将问题改写为 "I want to extract the double immediately following the last '('",C++ 翻译非常简单:
int main()
{
string str = "( 1221 ( 0 0 0 ) (1224.478541112155452 (1.32544e-7 0 0 ) ) )";
// Locate the last '('.
string::size_type pos = str.find_last_of("(");
// Get everything that follows the last '(' into a stream.
istringstream stream(str.substr(pos + 1));
// Extract a double from the stream.
double d = 0;
stream >> d;
// Done.
cout << "The number is " << d << endl;
}
(为清楚起见,省略了格式验证和其他簿记。)
您正在从 0 循环到字符串的长度并在进行时擦除承租人,这意味着您不会查看他们中的每一个。
一个小的改变会让你成功。
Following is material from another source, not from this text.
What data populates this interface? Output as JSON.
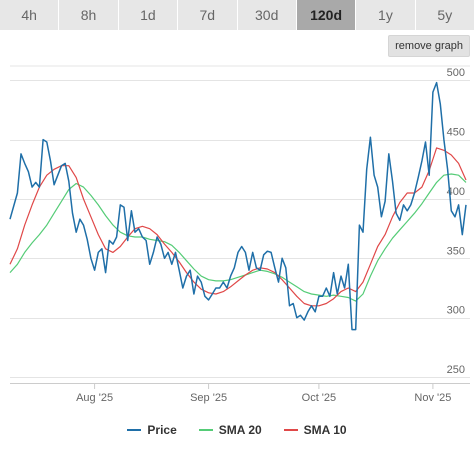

不要更改您尝试迭代的字符串,只需记住您到达的索引即可。
using namespace std;
string str = "( 1221 ( 0 0 0 ) (1224.478541112155452 (1.32544e-7 0 0 ) ) )";
int count = 0;
std::string::size_type i = 0;
//^--------- visible outside the loop, but feels hacky
for (; i < str.size(); ++i)
{
if (str[i] == '(')
{
count += 1;
}
cout << " str[i]: " << str[i] << endl;
//if (count <= 4)
//{
//str.erase(0, 1);
//}
//^----------- gone
cout << "String: " << str << endl;
if (count == 4)
{
break;
}
cout << "Counter: " << count << endl;
}
return str.substr(i);//Or print this substring
这使我们留在第四个左括号中,因此如果我们没有到达字符串的末尾,我们需要一个额外的增量。